RHO BLOOM-WANG

For The Rival Body


I’ve stood before the mirror until my mind was foggy glaze 
               peeled curl from my head with the heat you smoothed in 
                              seared out the river and told my swollen fingers: 

rip black blankets from eyes 
               scoop out brown crystals and replace 
                              their hollow with light pulled from plastic jars. 

You said you’d hold me when I was just eight 
               make my plate slim and teach me to do pushups late at night 
                              you said this will make you beautiful but it didn’t erase the shape of my face. 

For the preschool kids that foretold a baby sister 
               emerging bright blonde and blue but like me her hair grew into 
                              the lion-sheep-beast they called me before you sheared it all off: 

clumps yanked then cut until it disappeared with my name 
               so why won’t you exempt me now? why aren’t you happy yet? 
                              like those kids who’ve grown up they always complain: 

they froth they frizz 
               they call it ugly but 
                              I think that word is for me. 

For the blond in our arms now 
               we praise her gold freckles 
                              lime eyes but I wonder: 

is clutching her the closest we get 
               to gold I wonder if she’d keep talking 
                              about those people with a lean figure cut frame: 

nice body if she knew how her words press cold into the fat 
               on my hips if she knew how we dream of slicing it off in hot sheets of pink 
                              if she knew about the mirror but she knows about the mirror and about you.

For the woman with two lion-haired children 
               flat-iron in hand as she speaks about my not-nice body 
                              conspires with you to introduce me to the glass on the wall 
                                             that stores my distortion in every string of its reflection 
                                                            I’ve reflected and found: 

you’re her enemy, too. 

               And I know they say your enemy’s enemy is your 
               friend but I won’t befriend you anymore because, 
                              enemy, you’ve squeezed into every nook of my mind 
                              tiny parasite eggs nestled in the squiggles of my brain 
                                             you’ve taught me to be my own, enemy 
                                             so you may live on 
                                                            each time I twist my fingers into the form 
                                                            that forms scars from soundless screams 
                                                                                                         I guess you can have me, enemy 
                                                                                                         just please don’t make me anyone else’s—
                                                                                                         enemy.

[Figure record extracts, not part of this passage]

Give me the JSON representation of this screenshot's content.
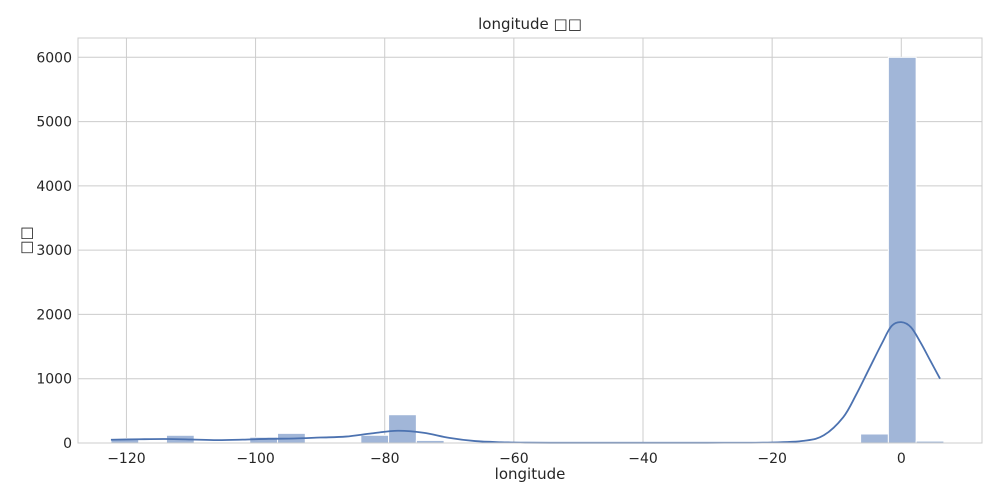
{
  "chart_data": {
    "type": "bar",
    "title": "longitude □□",
    "xlabel": "longitude",
    "ylabel": "□□",
    "xlim": [
      -127.5,
      12.5
    ],
    "ylim": [
      0,
      6300
    ],
    "xticks": [
      -120,
      -100,
      -80,
      -60,
      -40,
      -20,
      0
    ],
    "xtick_labels": [
      "−120",
      "−100",
      "−80",
      "−60",
      "−40",
      "−20",
      "0"
    ],
    "yticks": [
      0,
      1000,
      2000,
      3000,
      4000,
      5000,
      6000
    ],
    "ytick_labels": [
      "0",
      "1000",
      "2000",
      "3000",
      "4000",
      "5000",
      "6000"
    ],
    "grid": true,
    "bars": {
      "bin_width": 4.3,
      "bin_start": -122.4,
      "values": [
        70,
        0,
        120,
        0,
        0,
        90,
        150,
        0,
        0,
        120,
        440,
        40,
        0,
        0,
        0,
        0,
        0,
        0,
        0,
        0,
        0,
        0,
        0,
        0,
        0,
        0,
        0,
        140,
        6000,
        30
      ]
    },
    "kde": {
      "x": [
        -122.4,
        -118,
        -114,
        -110,
        -106,
        -102,
        -98,
        -94,
        -90,
        -86,
        -82,
        -78,
        -74,
        -70,
        -66,
        -62,
        -58,
        -54,
        -50,
        -40,
        -30,
        -20,
        -15,
        -12,
        -9,
        -7,
        -5,
        -3,
        -1.5,
        0,
        1.5,
        3,
        4.5,
        6
      ],
      "y": [
        50,
        58,
        62,
        55,
        45,
        52,
        65,
        70,
        85,
        100,
        150,
        190,
        160,
        80,
        30,
        12,
        5,
        3,
        3,
        3,
        3,
        8,
        35,
        120,
        400,
        750,
        1150,
        1550,
        1820,
        1880,
        1800,
        1560,
        1280,
        1000
      ]
    },
    "colors": {
      "bar_fill": "#a1b6d8",
      "bar_stroke": "#ffffff",
      "kde_line": "#4c72b0",
      "grid": "#cccccc",
      "axes_frame": "#cccccc"
    }
  }
}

Rho Bloom-Wang is a writer and activist from Los Angeles who resides in Pittsburgh. They currently serve as the Youth Poet Laureate of Allegheny County and the Poetry Editor for Starry False Lily. They are a winner of the Oakland Sidewalk Poetry Contest, an Honorable Mention winner in Poetry from YoungArts, and the recipient of a Gold Medal from the Alliance for Art and Writing. In response the recent attacks on transgender youth, Rho organized an event highlighting trans art, writing, and existence as a form of resistance. You can find their work in Qommunity’s Revive, Plaid Literary Magazine, Saturday Light Brigade, and elsewhere.